The workers who are in Age to ask for retirement They have to keep in mind that They should only do so in March, June, September and December of each year, While from the government a defect of the Law of Retirement is not corrected that, to tell the truth, comes from drag.
The problem is that Anses updates the average of the remuneration received by the employee in the last 10 years (which is the basis for calculating the first retirement) Only in those months. That is, a person who retires in February still has the last December update index. But if he does it in March, It already manages to capture the improvements of January and February.
It is to remember that to calculate The first retilatory La Anses has to take the average of the monthly remuneration of the last 10 years. That implies updating all the previous amounts so that they have some equivalence with the present, given inflation. For example, The average salary recorded in February 2015 was $ 12,410.

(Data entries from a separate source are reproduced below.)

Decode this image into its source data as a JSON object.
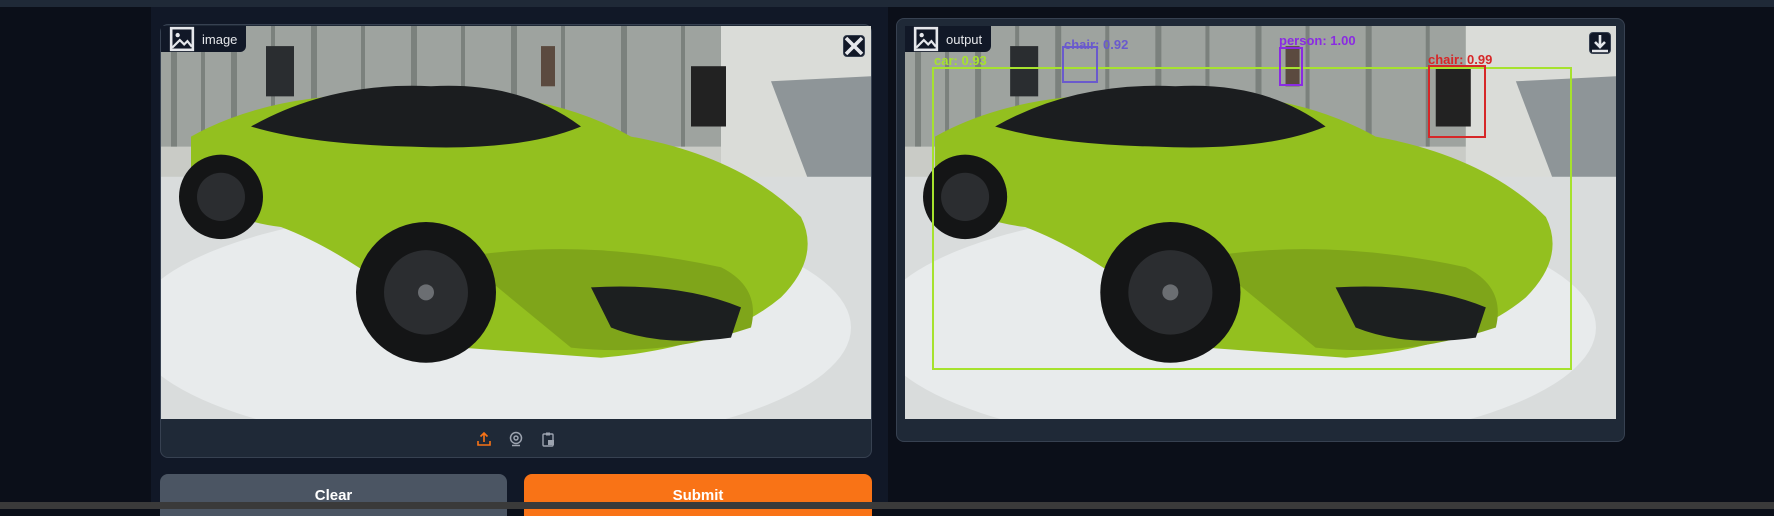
{
  "input_panel": {
    "label": "image",
    "label_icon": "image-icon",
    "close_icon": "close-icon",
    "toolbar_icons": [
      "upload-icon",
      "webcam-icon",
      "clipboard-icon"
    ]
  },
  "output_panel": {
    "label": "output",
    "label_icon": "image-icon",
    "download_icon": "download-icon",
    "detections": [
      {
        "label": "car: 0.93",
        "color": "#a6e22e"
      },
      {
        "label": "chair: 0.92",
        "color": "#6a5acd"
      },
      {
        "label": "person: 1.00",
        "color": "#8a2be2"
      },
      {
        "label": "chair: 0.99",
        "color": "#d62728"
      }
    ]
  },
  "actions": {
    "clear_label": "Clear",
    "submit_label": "Submit"
  },
  "colors": {
    "page_bg": "#0b0f19",
    "panel_bg": "#1f2937",
    "accent_orange": "#f97316",
    "secondary_button": "#4b5563"
  }
}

The update It is done through a formula that combines the collection of ANSES and the average taxable remuneration of stable workers (Ripte). On Thursday, February 6, the Ministry of Human Capital complied with the process of renewing the index. For March, April and May will be 148,410,277. Instead, the one that will be in force until February 28 will be 132,546,174, which is the same for January and December.
Picture-Actualization.png
The picture that was published in the Official Gazette with the update indexes
The difference is not less, because if the worker expects just a few weeks, until March 1, The index will rise 11.7% and can start with a higher retirement benefit than February.
As stated Lawyer Guillermo Jáuregui in statements to the field, The law does not respect the principle of “indifference in cessation or retirement application. ” What the government would have to do is Update the indices every month so that these can incorporate the retirement and salary rise.
Thus, it turns out that Presenting the retirement papers next month, instead of it, would result in an initial 8.3 % larger credit.
According to a real case advised by the Study Guillermo Jauregui, who retires in February with an average gross salary of $ 1,284,038, would have a credit in February of $ 856,826, and in March would rise to $ 873,963, an increase of 2%.
If you wait for March To retire, the average salary would increase by The update coefficient would rise to $ 1,436,648, with an initial credit of $ 946,342. And future increases apply to that greater base.
“Until the sanction of Law 27,426 (late 2017), this series of coefficients were updated with the increase in the percentage of simultaneous increase in retirement and remuneration. Thus, it was the same to request the benefit in the month before the granting of the increase or in the same month. Today, consequently, a basic principle of social security is not fulfilled in practice, such as the indifference of cessation “points out the legal study.